In-memory tree structured index search is a fundamental database operation. Modern processors provide tremendous computing power by integrating multiple cores, each with wide vector units. There has been much work to exploit modern processor architectures for database primitives like scan, sort, join and aggregation. However, unlike other primitives, tree search presents significant challenges due to irregular and unpredictable data accesses in tree traversal.
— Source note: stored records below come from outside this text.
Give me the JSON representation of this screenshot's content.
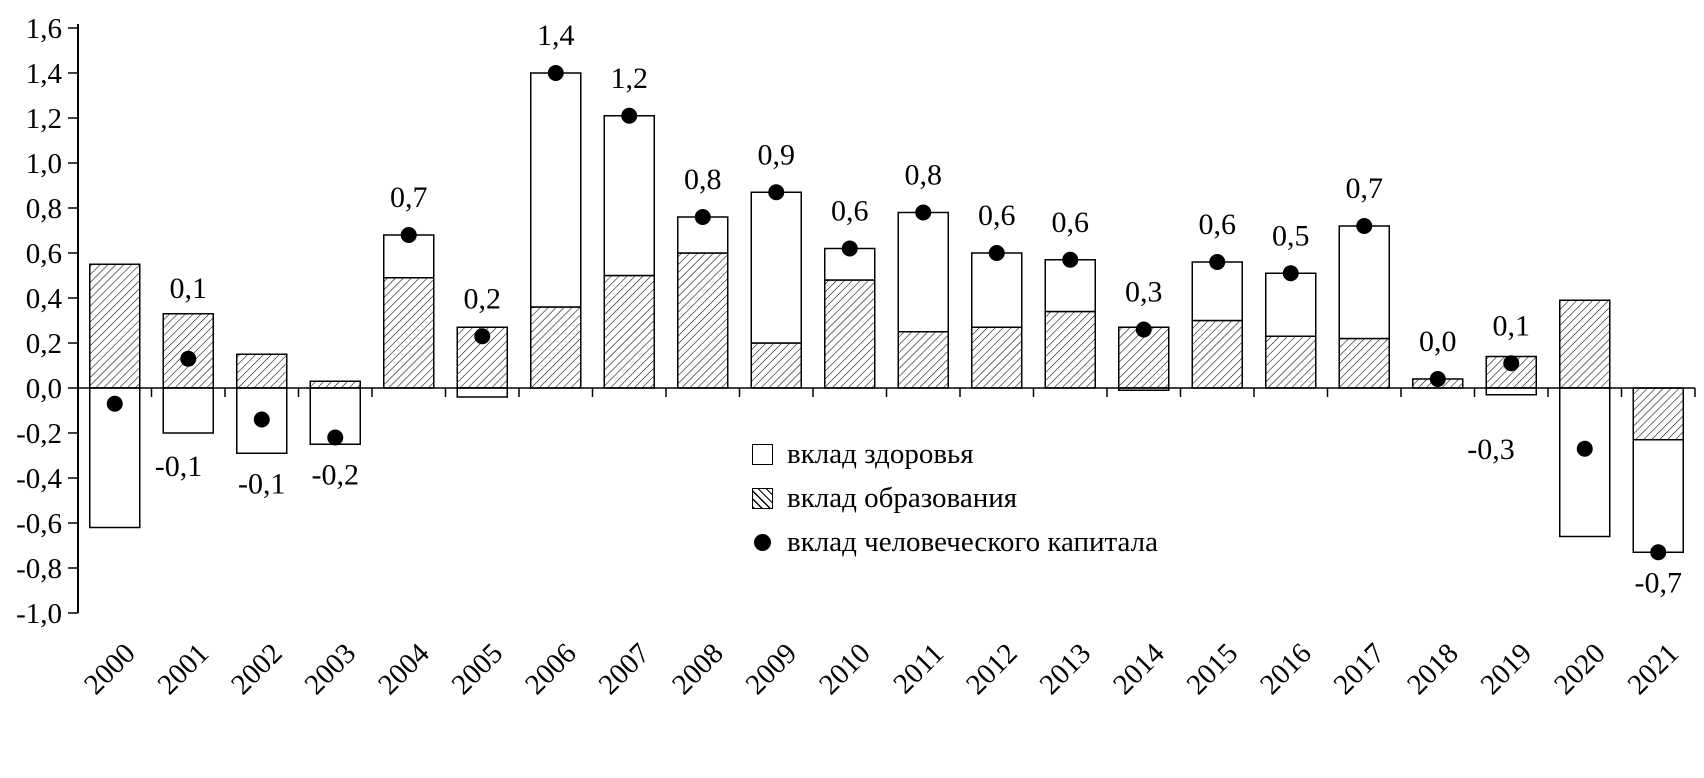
{
  "chart_data": {
    "type": "bar",
    "subtype": "stacked-bars-with-scatter-overlay",
    "title": "",
    "xlabel": "",
    "ylabel": "",
    "ylim": [
      -1.0,
      1.6
    ],
    "ytick_step": 0.2,
    "grid": false,
    "decimal_separator": "comma",
    "legend_position": "inside-center",
    "colors": {
      "bar_outline": "#000000",
      "health_fill": "#ffffff",
      "education_fill": "hatched-diagonal",
      "dot_fill": "#000000",
      "background": "#ffffff"
    },
    "categories": [
      "2000",
      "2001",
      "2002",
      "2003",
      "2004",
      "2005",
      "2006",
      "2007",
      "2008",
      "2009",
      "2010",
      "2011",
      "2012",
      "2013",
      "2014",
      "2015",
      "2016",
      "2017",
      "2018",
      "2019",
      "2020",
      "2021"
    ],
    "yticks": [
      1.6,
      1.4,
      1.2,
      1.0,
      0.8,
      0.6,
      0.4,
      0.2,
      0.0,
      -0.2,
      -0.4,
      -0.6,
      -0.8,
      -1.0
    ],
    "ytick_labels": [
      "1,6",
      "1,4",
      "1,2",
      "1,0",
      "0,8",
      "0,6",
      "0,4",
      "0,2",
      "0,0",
      "-0,2",
      "-0,4",
      "-0,6",
      "-0,8",
      "-1,0"
    ],
    "series": [
      {
        "name": "вклад здоровья",
        "type": "bar",
        "style": "white",
        "values": [
          -0.62,
          -0.2,
          -0.29,
          -0.25,
          0.19,
          -0.04,
          1.04,
          0.71,
          0.16,
          0.67,
          0.14,
          0.53,
          0.33,
          0.23,
          -0.01,
          0.26,
          0.28,
          0.5,
          0.0,
          -0.03,
          -0.66,
          -0.5
        ]
      },
      {
        "name": "вклад образования",
        "type": "bar",
        "style": "hatched",
        "values": [
          0.55,
          0.33,
          0.15,
          0.03,
          0.49,
          0.27,
          0.36,
          0.5,
          0.6,
          0.2,
          0.48,
          0.25,
          0.27,
          0.34,
          0.27,
          0.3,
          0.23,
          0.22,
          0.04,
          0.14,
          0.39,
          -0.23
        ]
      },
      {
        "name": "вклад человеческого капитала",
        "type": "scatter",
        "style": "black-dot",
        "values": [
          -0.07,
          0.13,
          -0.14,
          -0.22,
          0.68,
          0.23,
          1.4,
          1.21,
          0.76,
          0.87,
          0.62,
          0.78,
          0.6,
          0.57,
          0.26,
          0.56,
          0.51,
          0.72,
          0.04,
          0.11,
          -0.27,
          -0.73
        ],
        "labels": [
          "-0,1",
          "0,1",
          "-0,1",
          "-0,2",
          "0,7",
          "0,2",
          "1,4",
          "1,2",
          "0,8",
          "0,9",
          "0,6",
          "0,8",
          "0,6",
          "0,6",
          "0,3",
          "0,6",
          "0,5",
          "0,7",
          "0,0",
          "0,1",
          "-0,3",
          "-0,7"
        ],
        "label_placement": [
          "below-right",
          "above",
          "below",
          "below",
          "above",
          "above",
          "above",
          "above",
          "above",
          "above",
          "above",
          "above",
          "above",
          "above",
          "above",
          "above",
          "above",
          "above",
          "above",
          "above",
          "left",
          "below"
        ]
      }
    ]
  }
}
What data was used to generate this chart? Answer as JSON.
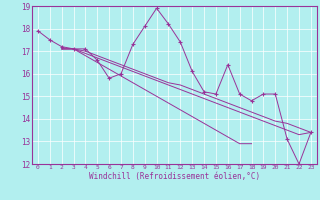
{
  "xlabel": "Windchill (Refroidissement éolien,°C)",
  "xlim": [
    -0.5,
    23.5
  ],
  "ylim": [
    12,
    19
  ],
  "yticks": [
    12,
    13,
    14,
    15,
    16,
    17,
    18,
    19
  ],
  "xticks": [
    0,
    1,
    2,
    3,
    4,
    5,
    6,
    7,
    8,
    9,
    10,
    11,
    12,
    13,
    14,
    15,
    16,
    17,
    18,
    19,
    20,
    21,
    22,
    23
  ],
  "bg_color": "#b2efef",
  "line_color": "#993399",
  "grid_color": "#ffffff",
  "series": {
    "main": [
      17.9,
      17.5,
      17.2,
      17.1,
      17.1,
      16.6,
      15.8,
      16.0,
      17.3,
      18.1,
      18.9,
      18.2,
      17.4,
      16.1,
      15.2,
      15.1,
      16.4,
      15.1,
      14.8,
      15.1,
      15.1,
      13.1,
      12.0,
      13.4
    ],
    "trend1": [
      null,
      null,
      17.1,
      17.1,
      17.0,
      16.8,
      16.6,
      16.4,
      16.2,
      16.0,
      15.8,
      15.6,
      15.5,
      15.3,
      15.1,
      14.9,
      14.7,
      14.5,
      14.3,
      14.1,
      13.9,
      13.8,
      13.6,
      13.4
    ],
    "trend2": [
      null,
      null,
      17.1,
      17.1,
      16.9,
      16.7,
      16.5,
      16.3,
      16.1,
      15.9,
      15.7,
      15.5,
      15.3,
      15.1,
      14.9,
      14.7,
      14.5,
      14.3,
      14.1,
      13.9,
      13.7,
      13.5,
      13.3,
      13.4
    ],
    "trend3": [
      null,
      null,
      17.1,
      17.1,
      16.8,
      16.5,
      16.2,
      15.9,
      15.6,
      15.3,
      15.0,
      14.7,
      14.4,
      14.1,
      13.8,
      13.5,
      13.2,
      12.9,
      12.9,
      null,
      null,
      null,
      null,
      null
    ]
  }
}
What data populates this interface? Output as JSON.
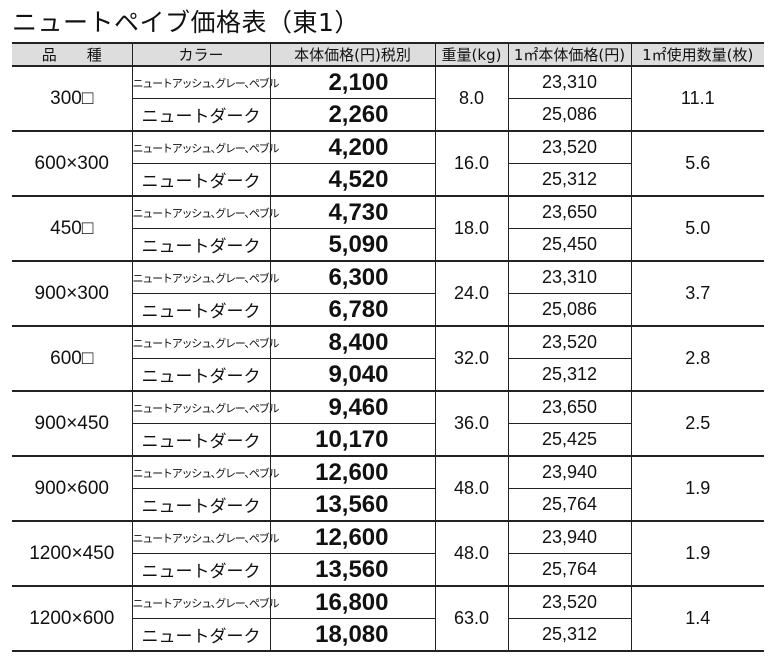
{
  "title": "ニュートペイブ価格表（東1）",
  "headers": [
    "品　　種",
    "カラー",
    "本体価格(円)税別",
    "重量(kg)",
    "1㎡本体価格(円)",
    "1㎡使用数量(枚)"
  ],
  "color_labels": {
    "a": "ニュートアッシュ､グレー､ペブル",
    "b": "ニュートダーク"
  },
  "rows": [
    {
      "size": "300□",
      "price_a": "2,100",
      "price_b": "2,260",
      "weight": "8.0",
      "m2_a": "23,310",
      "m2_b": "25,086",
      "qty": "11.1"
    },
    {
      "size": "600×300",
      "price_a": "4,200",
      "price_b": "4,520",
      "weight": "16.0",
      "m2_a": "23,520",
      "m2_b": "25,312",
      "qty": "5.6"
    },
    {
      "size": "450□",
      "price_a": "4,730",
      "price_b": "5,090",
      "weight": "18.0",
      "m2_a": "23,650",
      "m2_b": "25,450",
      "qty": "5.0"
    },
    {
      "size": "900×300",
      "price_a": "6,300",
      "price_b": "6,780",
      "weight": "24.0",
      "m2_a": "23,310",
      "m2_b": "25,086",
      "qty": "3.7"
    },
    {
      "size": "600□",
      "price_a": "8,400",
      "price_b": "9,040",
      "weight": "32.0",
      "m2_a": "23,520",
      "m2_b": "25,312",
      "qty": "2.8"
    },
    {
      "size": "900×450",
      "price_a": "9,460",
      "price_b": "10,170",
      "weight": "36.0",
      "m2_a": "23,650",
      "m2_b": "25,425",
      "qty": "2.5"
    },
    {
      "size": "900×600",
      "price_a": "12,600",
      "price_b": "13,560",
      "weight": "48.0",
      "m2_a": "23,940",
      "m2_b": "25,764",
      "qty": "1.9"
    },
    {
      "size": "1200×450",
      "price_a": "12,600",
      "price_b": "13,560",
      "weight": "48.0",
      "m2_a": "23,940",
      "m2_b": "25,764",
      "qty": "1.9"
    },
    {
      "size": "1200×600",
      "price_a": "16,800",
      "price_b": "18,080",
      "weight": "63.0",
      "m2_a": "23,520",
      "m2_b": "25,312",
      "qty": "1.4"
    }
  ]
}
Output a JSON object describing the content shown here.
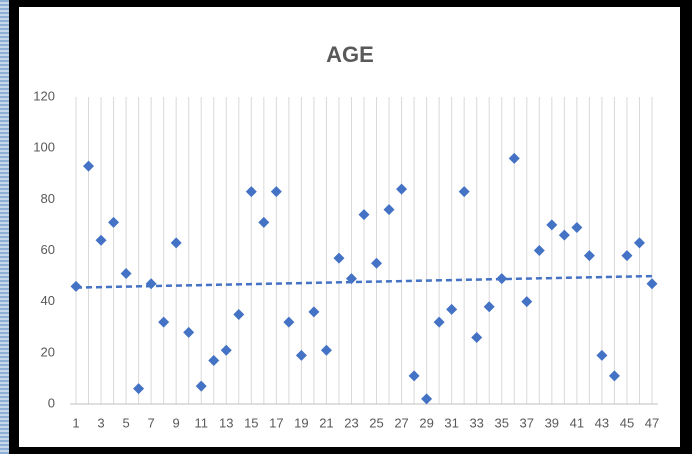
{
  "chart_data": {
    "type": "line",
    "title": "AGE",
    "categories": [
      1,
      null,
      3,
      null,
      5,
      null,
      7,
      null,
      9,
      null,
      11,
      null,
      13,
      null,
      15,
      null,
      17,
      null,
      19,
      null,
      21,
      null,
      23,
      null,
      25,
      null,
      27,
      null,
      29,
      null,
      31,
      null,
      33,
      null,
      35,
      null,
      37,
      null,
      39,
      null,
      41,
      null,
      43,
      null,
      45,
      null,
      47
    ],
    "values": [
      46,
      93,
      64,
      71,
      51,
      6,
      47,
      32,
      63,
      28,
      7,
      17,
      21,
      35,
      83,
      71,
      83,
      32,
      19,
      36,
      21,
      57,
      49,
      74,
      55,
      76,
      84,
      11,
      2,
      32,
      37,
      83,
      26,
      38,
      49,
      96,
      40,
      60,
      70,
      66,
      69,
      58,
      19,
      11,
      58,
      63,
      47
    ],
    "trendline": [
      45.5,
      50
    ],
    "color": "#4472c4",
    "ylim": [
      0,
      120
    ],
    "yticks": [
      0,
      20,
      40,
      60,
      80,
      100,
      120
    ],
    "grid": true
  }
}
In this paper, we present FAST, an extremely fast architecture sensitive layout of the index tree. FAST is a binary tree logically organized to optimize for architecture features like page size, cache line size, and SIMD width of the underlying hardware. FAST eliminates impact of memory latency, and exploits thread-level and datalevel parallelism on both CPUs and GPUs to achieve 50 million (CPU) and 85 million (GPU) queries per second, 5X (CPU) and 1.7X (GPU) faster than the best previously reported performance on the same architectures. FAST supports efficient bulk updates by rebuilding index trees in less than 0.1 seconds for datasets as large as 64Mkeys and naturally integrates compression techniques, overcoming the memory bandwidth bottleneck and achieving a 6X performance improvement over uncompressed index search for large keys on CPUs.